Par ailleurs, relèvent-elles, le Conseil va aussi largement revenir sur son délai d’action pour mettre un terme à la spéculation. ‘’Conformément à la loi organique n°2016-23 du 14 juillet 2016 relative au Conseil constitutionnel, celui-ci, en matière constitutionnelle, se prononce dans le délai d’un mois, à compter du dépôt du recours par voie d’action ou de la saisine par voie d’exception. Ce délai est ramené à huit jours francs, quand le gouvernement en déclare l’urgence ou s’il s’agit de statuer sur la recevabilité d’une proposition de loi ou d’un amendement parlementaire’’.
Au-delà des questions de délai, le Conseil devra aussi s’expliquer sur le recours. D’ores et déjà, nos sources affirment : ‘’Le Conseil constitutionnel est exclusivement compétent pour apprécier la conformité des lois et des engagements internationaux à la Constitution. Il ne peut statuer que sur des actes entrant dans son domaine de compétence.’’
Cela dit, la juridiction a toujours rappelé les actes susceptibles de recours devant elle. En matière de contrôle de constitutionnalité, informe-t-on, le Conseil exerce en grande partie un contrôle préventif. ‘’En effet, le contrôle préventif a lieu à un moment où l’acte soumis à l’examen du Conseil n’est pas encore définitif, où il n’a donc pas encore d’effet juridique. C’est, en d’autres mots, un contrôle qui permet d’éviter qu’un acte inconstitutionnel ne rentre dans l’ordre juridique. Il s’agit principalement de la loi, qui est une disposition normative et abstraite prise par une délibération du Parlement posant une règle juridique d’application obligatoire. Elle a un caractère général et impersonnel’’.

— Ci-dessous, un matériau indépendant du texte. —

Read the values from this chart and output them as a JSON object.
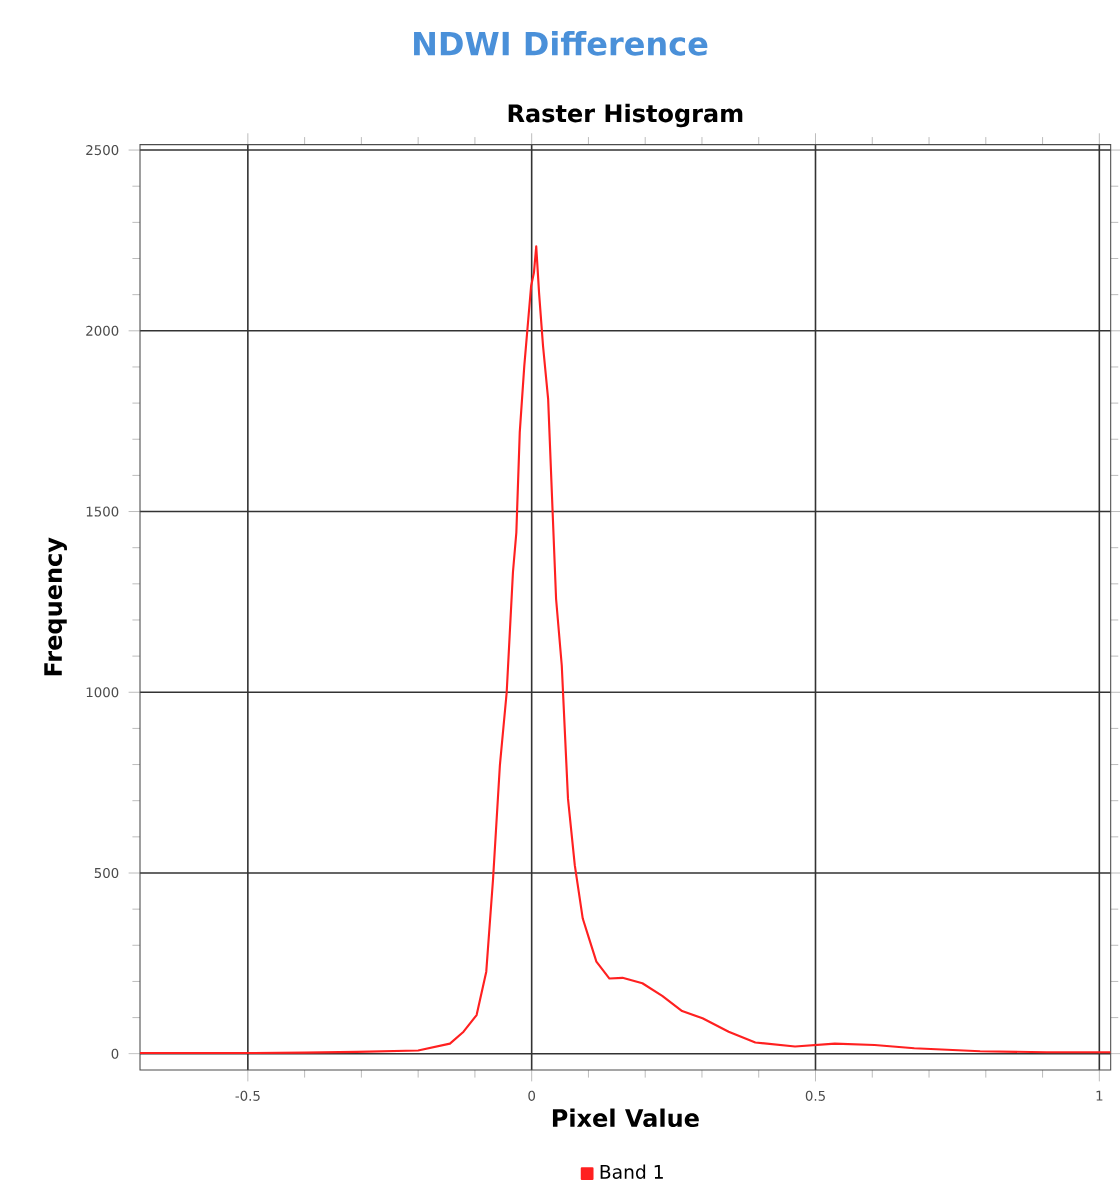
{
  "chart_data": {
    "type": "line",
    "title": "NDWI Difference",
    "subtitle": "Raster Histogram",
    "xlabel": "Pixel Value",
    "ylabel": "Frequency",
    "x": [
      -0.69,
      -0.5,
      -0.4,
      -0.308,
      -0.2,
      -0.144,
      -0.12,
      -0.097,
      -0.08,
      -0.068,
      -0.056,
      -0.044,
      -0.033,
      -0.027,
      -0.021,
      -0.013,
      -0.006,
      -0.001,
      0.004,
      0.008,
      0.013,
      0.02,
      0.029,
      0.036,
      0.043,
      0.053,
      0.064,
      0.076,
      0.09,
      0.101,
      0.114,
      0.137,
      0.16,
      0.195,
      0.23,
      0.265,
      0.301,
      0.347,
      0.394,
      0.464,
      0.534,
      0.604,
      0.674,
      0.79,
      0.907,
      1.02
    ],
    "series": [
      {
        "name": "Band 1",
        "color": "#ff2020",
        "values": [
          2,
          2,
          3,
          5,
          9,
          28,
          61,
          107,
          227,
          484,
          798,
          1000,
          1332,
          1442,
          1719,
          1903,
          2032,
          2124,
          2161,
          2234,
          2105,
          1958,
          1811,
          1534,
          1258,
          1074,
          705,
          521,
          374,
          319,
          255,
          208,
          210,
          195,
          160,
          118,
          98,
          61,
          31,
          20,
          28,
          24,
          15,
          7,
          4,
          4
        ]
      }
    ],
    "xlim": [
      -0.69,
      1.02
    ],
    "ylim": [
      -45,
      2515
    ],
    "xticks": [
      -0.5,
      0,
      0.5,
      1
    ],
    "yticks": [
      0,
      500,
      1000,
      1500,
      2000,
      2500
    ],
    "grid": true,
    "legend": "bottom"
  }
}
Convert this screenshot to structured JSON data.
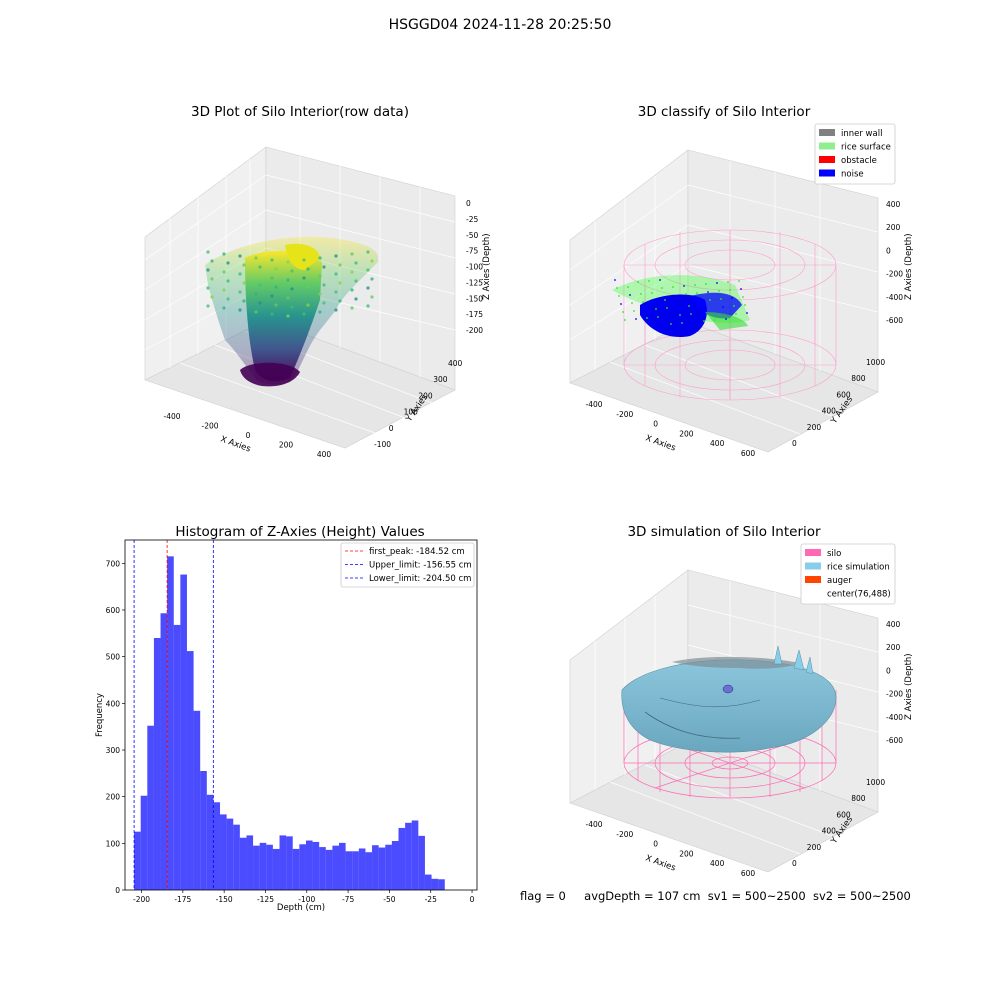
{
  "figure": {
    "title": "HSGGD04 2024-11-28 20:25:50",
    "footer": {
      "flag": "flag = 0",
      "avg_depth": "avgDepth = 107 cm",
      "sv1": "sv1 = 500~2500",
      "sv2": "sv2 = 500~2500"
    }
  },
  "panels": {
    "raw": {
      "title": "3D Plot of Silo Interior(row data)",
      "x_ticks": [
        "-400",
        "-200",
        "0",
        "200",
        "400"
      ],
      "y_ticks": [
        "-100",
        "0",
        "100",
        "200",
        "300",
        "400"
      ],
      "z_ticks": [
        "0",
        "-25",
        "-50",
        "-75",
        "-100",
        "-125",
        "-150",
        "-175",
        "-200"
      ],
      "xlabel": "X Axies",
      "ylabel": "Y Axies",
      "zlabel": "Z Axies (Depth)"
    },
    "classify": {
      "title": "3D classify of Silo Interior",
      "legend": [
        {
          "label": "inner wall",
          "color": "#808080"
        },
        {
          "label": "rice surface",
          "color": "#90ee90"
        },
        {
          "label": "obstacle",
          "color": "#ff0000"
        },
        {
          "label": "noise",
          "color": "#0000ff"
        }
      ],
      "x_ticks": [
        "-400",
        "-200",
        "0",
        "200",
        "400",
        "600"
      ],
      "y_ticks": [
        "0",
        "200",
        "400",
        "600",
        "800",
        "1000"
      ],
      "z_ticks": [
        "400",
        "200",
        "0",
        "-200",
        "-400",
        "-600"
      ],
      "xlabel": "X Axies",
      "ylabel": "Y Axies",
      "zlabel": "Z Axies (Depth)"
    },
    "simulation": {
      "title": "3D simulation of Silo Interior",
      "legend": [
        {
          "label": "silo",
          "color": "#ff69b4"
        },
        {
          "label": "rice simulation",
          "color": "#87ceeb"
        },
        {
          "label": "auger",
          "color": "#ff4500"
        },
        {
          "label": "center(76,488)",
          "color": ""
        }
      ],
      "x_ticks": [
        "-400",
        "-200",
        "0",
        "200",
        "400",
        "600"
      ],
      "y_ticks": [
        "0",
        "200",
        "400",
        "600",
        "800",
        "1000"
      ],
      "z_ticks": [
        "400",
        "200",
        "0",
        "-200",
        "-400",
        "-600"
      ],
      "xlabel": "X Axies",
      "ylabel": "Y Axies",
      "zlabel": "Z Axies (Depth)"
    }
  },
  "chart_data": {
    "type": "bar",
    "title": "Histogram of Z-Axies (Height) Values",
    "xlabel": "Depth (cm)",
    "ylabel": "Frequency",
    "xlim": [
      -210,
      3
    ],
    "ylim": [
      0,
      750
    ],
    "x_ticks": [
      "-200",
      "-175",
      "-150",
      "-125",
      "-100",
      "-75",
      "-50",
      "-25",
      "0"
    ],
    "y_ticks": [
      "0",
      "100",
      "200",
      "300",
      "400",
      "500",
      "600",
      "700"
    ],
    "bar_color": "#0000ff",
    "bin_start": -204.5,
    "bin_width": 4,
    "values": [
      125,
      202,
      352,
      540,
      593,
      715,
      568,
      676,
      512,
      384,
      255,
      204,
      188,
      162,
      153,
      140,
      112,
      117,
      95,
      101,
      97,
      88,
      117,
      115,
      88,
      98,
      106,
      103,
      92,
      86,
      95,
      101,
      83,
      83,
      89,
      81,
      96,
      91,
      97,
      105,
      133,
      144,
      149,
      116,
      33,
      24,
      23
    ],
    "vlines": [
      {
        "label": "first_peak: -184.52 cm",
        "x": -184.52,
        "color": "#ff0000"
      },
      {
        "label": "Upper_limit: -156.55 cm",
        "x": -156.55,
        "color": "#0000ff"
      },
      {
        "label": "Lower_limit: -204.50 cm",
        "x": -204.5,
        "color": "#0000ff"
      }
    ],
    "legend_position": "top-right"
  }
}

Distinguo entre loi et résolution
Selon le spécialiste, il faut donc bien distinguer loi et résolution, qui est un acte par lequel l’Assemblée nationale émet un avis sur une question déterminée. ‘’Le vote d’une résolution constitue une des voies d’affirmation du Parlement, lui permettant d’exercer une expression distincte de la procédure législative. La résolution, ne remplissant pas les caractéristiques d’une loi au sens juridique du terme, est insusceptible de recours devant le Conseil constitutionnel’’.
Mieux, affirme la source, le Conseil constitutionnel sénégalais a déjà considéré, dans sa décision n°9/C/2017 du 8 décembre 2017, ‘’qu’aucune disposition, ni de la Constitution ni de la loi organique n°2016-23 du 14 juillet 2016 (…) ne donne compétence au Conseil constitutionnel pour se prononcer sur le recours par lequel les requérants lui ont déféré, non pas une loi, mais une "décision" (…) adoptée par l’Assemblée nationale (…) en application de son règlement intérieur : que, par suite, il y a lieu de se déclarer incompétent’’.